The jobs market faces a slightly longer recovery period — we believe it will take at least five years to recoup the roughly 1.5-million jobs that have been lost in the formal sector alone.

While Covid-19 has been a major setback, green shoots are emerging, and building blocks have been put in place to support a healthier long-term economic growth trajectory.

For one, government’s reform drive is taking shape. Significant progress has been made with regards to the rebuilding of key institutions such as the National Prosecuting Authority, the Hawks and Sars.

Second, the economic recovery plan presented by the president has the backing of a social compact. The consensus between the government, business and labour on the way forward gives the strategy legitimacy and paves the way for its implementation. The recognition that the private sector will need to play a key role in funding infrastructure projects and in driving the recovery plan is a step in the right direction.

There are already early signs that the infrastructure drive is materialising, with some notable road upgrade contracts having been awarded in recent weeks.

The private sector’s participation in the infrastructure programme will naturally be informed by expectations for aggregate demand. Encouragingly, there are a number of tailwinds that should support aggregate demand in the months and years ahead.

The imminent production and distribution of Covid-19 vaccines will also boost risk sentiment. We expect vaccines to be rolled out across the globe at a faster rate than many predict

Joe Biden’s victory in the US election is expected to yield a shift back towards multilateralism and more normalised international trade, with a strong focus on sustainability. The geopolitical landscape will likely become more predictable, and this should shore up investor confidence.
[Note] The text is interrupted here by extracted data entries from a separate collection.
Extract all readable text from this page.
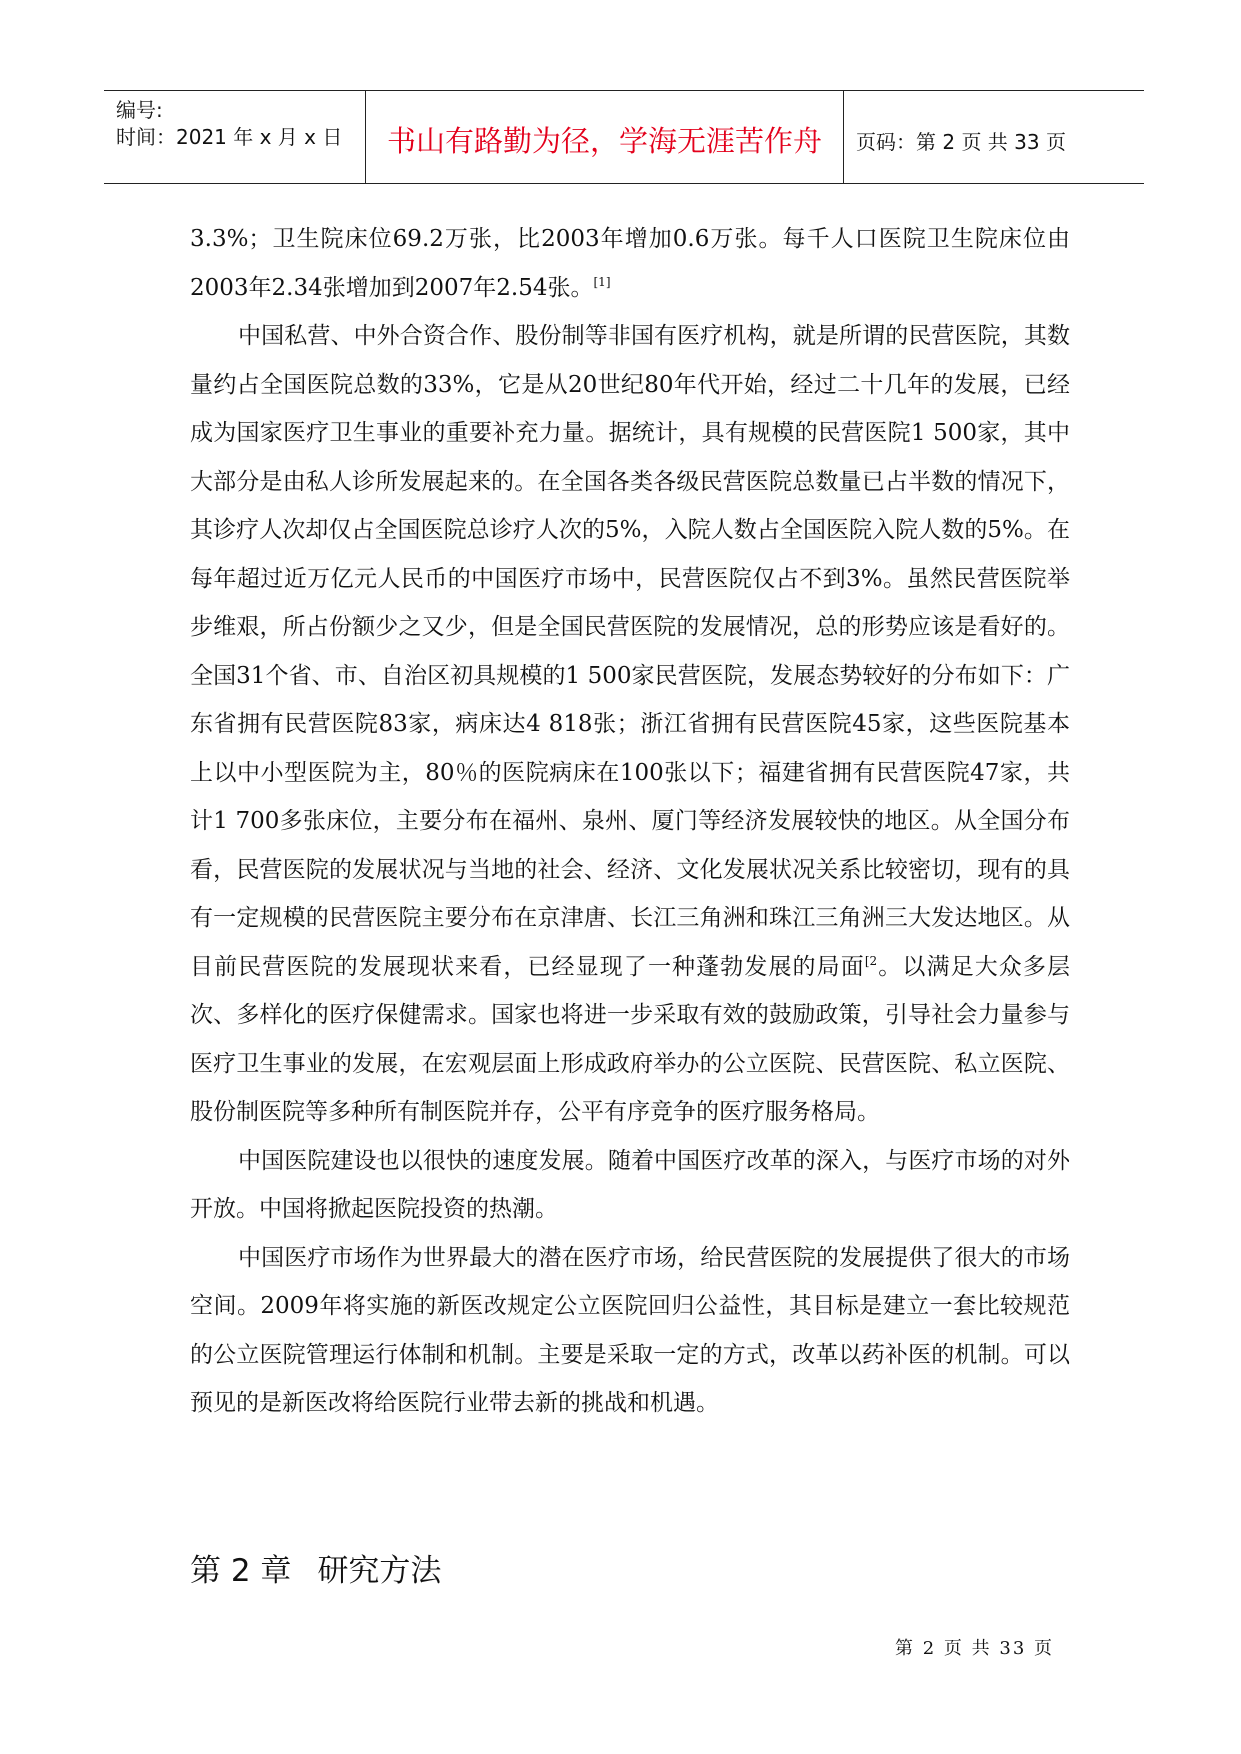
编号:
时间：2021 年 x 月 x 日	书山有路勤为径，学海无涯苦作舟	页码：第 2 页 共 33 页

3.3%；卫生院床位69.2万张，比2003年增加0.6万张。每千人口医院卫生院床位由2003年2.34张增加到2007年2.54张。[1]

中国私营、中外合资合作、股份制等非国有医疗机构，就是所谓的民营医院，其数量约占全国医院总数的33%，它是从20世纪80年代开始，经过二十几年的发展，已经成为国家医疗卫生事业的重要补充力量。据统计，具有规模的民营医院1 500家，其中大部分是由私人诊所发展起来的。在全国各类各级民营医院总数量已占半数的情况下，其诊疗人次却仅占全国医院总诊疗人次的5%，入院人数占全国医院入院人数的5%。在每年超过近万亿元人民币的中国医疗市场中，民营医院仅占不到3%。虽然民营医院举步维艰，所占份额少之又少，但是全国民营医院的发展情况，总的形势应该是看好的。全国31个省、市、自治区初具规模的1 500家民营医院，发展态势较好的分布如下：广东省拥有民营医院83家，病床达4 818张；浙江省拥有民营医院45家，这些医院基本上以中小型医院为主，80％的医院病床在100张以下；福建省拥有民营医院47家，共计1 700多张床位，主要分布在福州、泉州、厦门等经济发展较快的地区。从全国分布看，民营医院的发展状况与当地的社会、经济、文化发展状况关系比较密切，现有的具有一定规模的民营医院主要分布在京津唐、长江三角洲和珠江三角洲三大发达地区。从目前民营医院的发展现状来看，已经显现了一种蓬勃发展的局面$^{[2}$。以满足大众多层次、多样化的医疗保健需求。国家也将进一步采取有效的鼓励政策，引导社会力量参与医疗卫生事业的发展，在宏观层面上形成政府举办的公立医院、民营医院、私立医院、股份制医院等多种所有制医院并存，公平有序竞争的医疗服务格局。

中国医院建设也以很快的速度发展。随着中国医疗改革的深入，与医疗市场的对外开放。中国将掀起医院投资的热潮。

中国医疗市场作为世界最大的潜在医疗市场，给民营医院的发展提供了很大的市场空间。2009年将实施的新医改规定公立医院回归公益性，其目标是建立一套比较规范的公立医院管理运行体制和机制。主要是采取一定的方式，改革以药补医的机制。可以预见的是新医改将给医院行业带去新的挑战和机遇。

第 2 章 研究方法
第 2 页 共 33 页
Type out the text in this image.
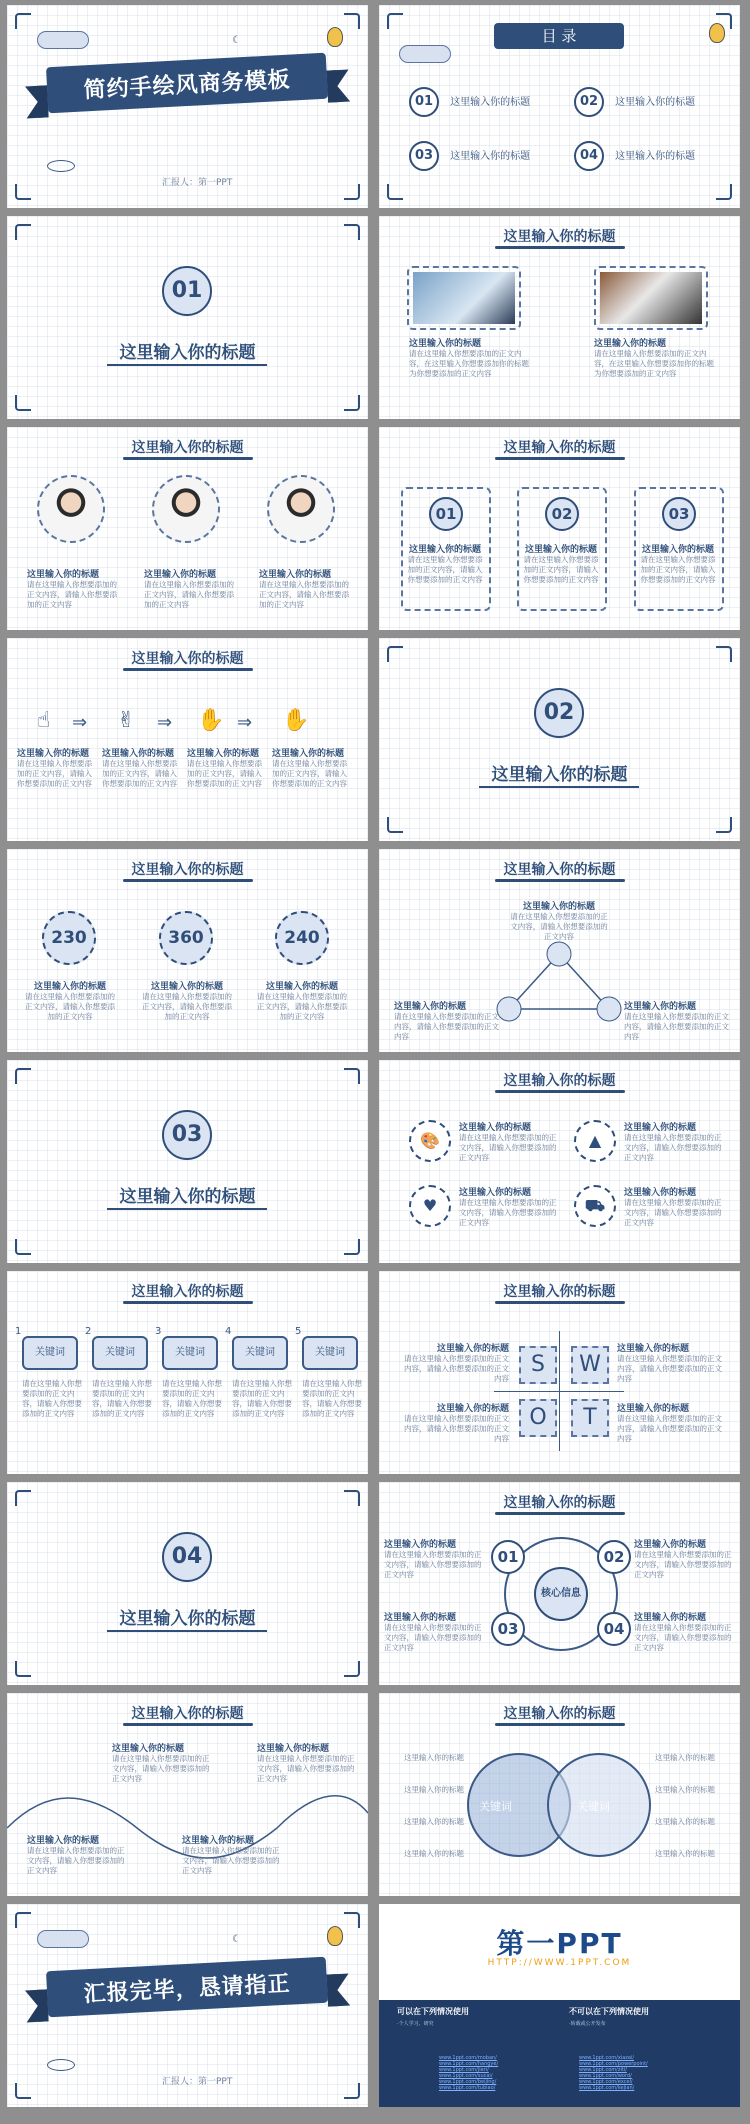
☾
简约手绘风商务模板
汇报人：第一PPT
目 录
01 这里输入你的标题	02 这里输入你的标题
03 这里输入你的标题	04 这里输入你的标题
01
这里输入你的标题
这里输入你的标题
这里输入你的标题
请在这里输入你想要添加的正文内容，在这里输入你想要添加你的标题为你想要添加的正文内容
这里输入你的标题
请在这里输入你想要添加的正文内容，在这里输入你想要添加你的标题为你想要添加的正文内容
这里输入你的标题
这里输入你的标题
请在这里输入你想要添加的正文内容，请输入你想要添加的正文内容
这里输入你的标题
请在这里输入你想要添加的正文内容，请输入你想要添加的正文内容
这里输入你的标题
请在这里输入你想要添加的正文内容，请输入你想要添加的正文内容
这里输入你的标题
01	02	03
这里输入你的标题
请在这里输入你想要添加的正文内容，请输入你想要添加的正文内容
这里输入你的标题
请在这里输入你想要添加的正文内容，请输入你想要添加的正文内容
这里输入你的标题
请在这里输入你想要添加的正文内容，请输入你想要添加的正文内容
这里输入你的标题
☝ ⇒ ✌ ⇒ ✋ ⇒ ✋
这里输入你的标题
请在这里输入你想要添加的正文内容，请输入你想要添加的正文内容
这里输入你的标题
请在这里输入你想要添加的正文内容，请输入你想要添加的正文内容
这里输入你的标题
请在这里输入你想要添加的正文内容，请输入你想要添加的正文内容
这里输入你的标题
请在这里输入你想要添加的正文内容，请输入你想要添加的正文内容
02
这里输入你的标题
这里输入你的标题
230	360	240
这里输入你的标题
请在这里输入你想要添加的正文内容，请输入你想要添加的正文内容
这里输入你的标题
请在这里输入你想要添加的正文内容，请输入你想要添加的正文内容
这里输入你的标题
请在这里输入你想要添加的正文内容，请输入你想要添加的正文内容
这里输入你的标题
这里输入你的标题
请在这里输入你想要添加的正文内容，请输入你想要添加的正文内容
这里输入你的标题
请在这里输入你想要添加的正文内容，请输入你想要添加的正文内容
这里输入你的标题
请在这里输入你想要添加的正文内容，请输入你想要添加的正文内容
03
这里输入你的标题
这里输入你的标题
🎨	▲
♥	⛟
这里输入你的标题
请在这里输入你想要添加的正文内容，请输入你想要添加的正文内容
这里输入你的标题
请在这里输入你想要添加的正文内容，请输入你想要添加的正文内容
这里输入你的标题
请在这里输入你想要添加的正文内容，请输入你想要添加的正文内容
这里输入你的标题
请在这里输入你想要添加的正文内容，请输入你想要添加的正文内容
这里输入你的标题
1	2	3	4	5
关键词	关键词	关键词	关键词	关键词
请在这里输入你想要添加的正文内容，请输入你想要添加的正文内容
请在这里输入你想要添加的正文内容，请输入你想要添加的正文内容
请在这里输入你想要添加的正文内容，请输入你想要添加的正文内容
请在这里输入你想要添加的正文内容，请输入你想要添加的正文内容
请在这里输入你想要添加的正文内容，请输入你想要添加的正文内容
这里输入你的标题
S	W
O	T
这里输入你的标题
请在这里输入你想要添加的正文内容，请输入你想要添加的正文内容
这里输入你的标题
请在这里输入你想要添加的正文内容，请输入你想要添加的正文内容
这里输入你的标题
请在这里输入你想要添加的正文内容，请输入你想要添加的正文内容
这里输入你的标题
请在这里输入你想要添加的正文内容，请输入你想要添加的正文内容
04
这里输入你的标题
这里输入你的标题
核心信息
01	02
03	04
这里输入你的标题
请在这里输入你想要添加的正文内容，请输入你想要添加的正文内容
这里输入你的标题
请在这里输入你想要添加的正文内容，请输入你想要添加的正文内容
这里输入你的标题
请在这里输入你想要添加的正文内容，请输入你想要添加的正文内容
这里输入你的标题
请在这里输入你想要添加的正文内容，请输入你想要添加的正文内容
这里输入你的标题
这里输入你的标题
请在这里输入你想要添加的正文内容，请输入你想要添加的正文内容
这里输入你的标题
请在这里输入你想要添加的正文内容，请输入你想要添加的正文内容
这里输入你的标题
请在这里输入你想要添加的正文内容，请输入你想要添加的正文内容
这里输入你的标题
请在这里输入你想要添加的正文内容，请输入你想要添加的正文内容
这里输入你的标题
关键词	关键词
这里输入你的标题
这里输入你的标题
这里输入你的标题
这里输入你的标题
这里输入你的标题
这里输入你的标题
这里输入你的标题
这里输入你的标题
☾
汇报完毕，恳请指正
汇报人：第一PPT
第一PPT
HTTP://WWW.1PPT.COM
可以在下列情况使用	不可以在下列情况使用
·个人学习、研究	·转载或公开发布
www.1ppt.com/moban/
www.1ppt.com/hangye/
www.1ppt.com/jieri/
www.1ppt.com/sucai/
www.1ppt.com/beijing/
www.1ppt.com/tubiao/
www.1ppt.com/xiazai/
www.1ppt.com/powerpoint/
www.1ppt.com/ziti/
www.1ppt.com/word/
www.1ppt.com/excel/
www.1ppt.com/kejian/
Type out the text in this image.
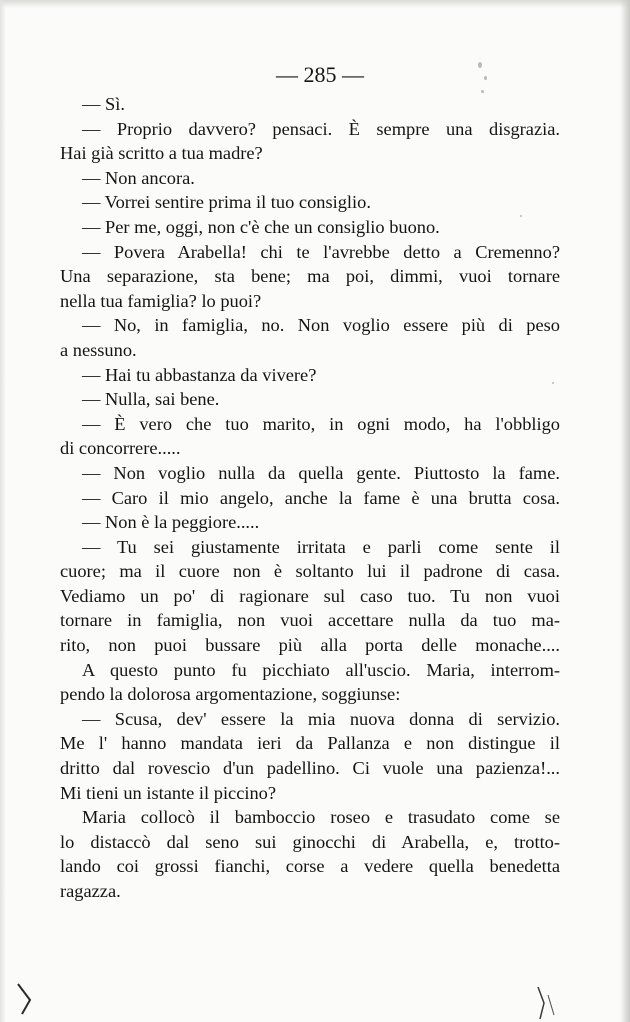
— 285 —
— Sì.
— Proprio davvero? pensaci. È sempre una disgrazia.
Hai già scritto a tua madre?
— Non ancora.
— Vorrei sentire prima il tuo consiglio.
— Per me, oggi, non c'è che un consiglio buono.
— Povera Arabella! chi te l'avrebbe detto a Cremenno?
Una separazione, sta bene; ma poi, dimmi, vuoi tornare
nella tua famiglia? lo puoi?
— No, in famiglia, no. Non voglio essere più di peso
a nessuno.
— Hai tu abbastanza da vivere?
— Nulla, sai bene.
— È vero che tuo marito, in ogni modo, ha l'obbligo
di concorrere.....
— Non voglio nulla da quella gente. Piuttosto la fame.
— Caro il mio angelo, anche la fame è una brutta cosa.
— Non è la peggiore.....
— Tu sei giustamente irritata e parli come sente il
cuore; ma il cuore non è soltanto lui il padrone di casa.
Vediamo un po' di ragionare sul caso tuo. Tu non vuoi
tornare in famiglia, non vuoi accettare nulla da tuo ma-
rito, non puoi bussare più alla porta delle monache....
A questo punto fu picchiato all'uscio. Maria, interrom-
pendo la dolorosa argomentazione, soggiunse:
— Scusa, dev' essere la mia nuova donna di servizio.
Me l' hanno mandata ieri da Pallanza e non distingue il
dritto dal rovescio d'un padellino. Ci vuole una pazienza!...
Mi tieni un istante il piccino?
Maria collocò il bamboccio roseo e trasudato come se
lo distaccò dal seno sui ginocchi di Arabella, e, trotto-
lando coi grossi fianchi, corse a vedere quella benedetta
ragazza.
China’s resilience is another tailwind. With the coronavirus largely under control in the country, the world’s second-largest economy is performing well, and this will support commodity prices. As a commodity exporter, SA stands to benefit.

The imminent production and distribution of Covid-19 vaccines will also boost risk sentiment. We expect vaccines to be rolled out across the globe at a faster rate than many predict.

In the short term, however, some level of caution is likely to prevail as infection rates rise in many countries. But thanks to much-improved treatment methods and an adequately prepared healthcare system, we expect significantly lower fatality rates in SA and elsewhere. This means that economic restrictions are unlikely to be nearly as stringent as before.

The two biggest risks to SA’s recovery are the country’s fiscal position, with debt-to-GDP levels reaching uncomfortable levels; and its electricity supply challenges.

We are optimistic that the government and labour will ultimately reach an agreement on the public-sector wage bill, which is key to the National Treasury’s fiscal consolidation efforts.

At the same time, the Treasury has a solid track record in terms of its commitment to expenditure ceilings, with only minor infractions in recent years. This gives us confidence that the envisaged spending cuts will materialise.

We also believe that the worst is over when it comes to power outages. Despite the decline in electricity demand, 2020 has been the worst year on record in terms of blackouts. However, the new leadership team at Eskom is competent, and progress is being made in liberalising the energy sector and connecting new projects to the grid.

The recent ratings downgrades by Moody’s and Fitch were not unexpected, and investors are more focused on the reform agenda in any case. If reforms show further signs of traction, and the government manages to reach an amicable agreement on the public-sector wage bill, investor confidence will return, and the economic recovery could accelerate slightly.

There is already some evidence that foreign investors are looking more closely at SA as risk appetite increases. Domestic assets, particularly equities, are cheap in relative terms and offshore investors are testing the waters.

SA institutional investors, which have significantly reduced their exposure to local equities in recent years, would also add to their stock portfolios if confidence improves.

Overall, we believe that the economic recovery is showing early signs of traction as governance is bolstered and reforms advance. While SA faces a difficult and long road ahead, we are cautiously optimistic that the worst is now behind us.

• Ballim is chief economist at Standard Bank Group.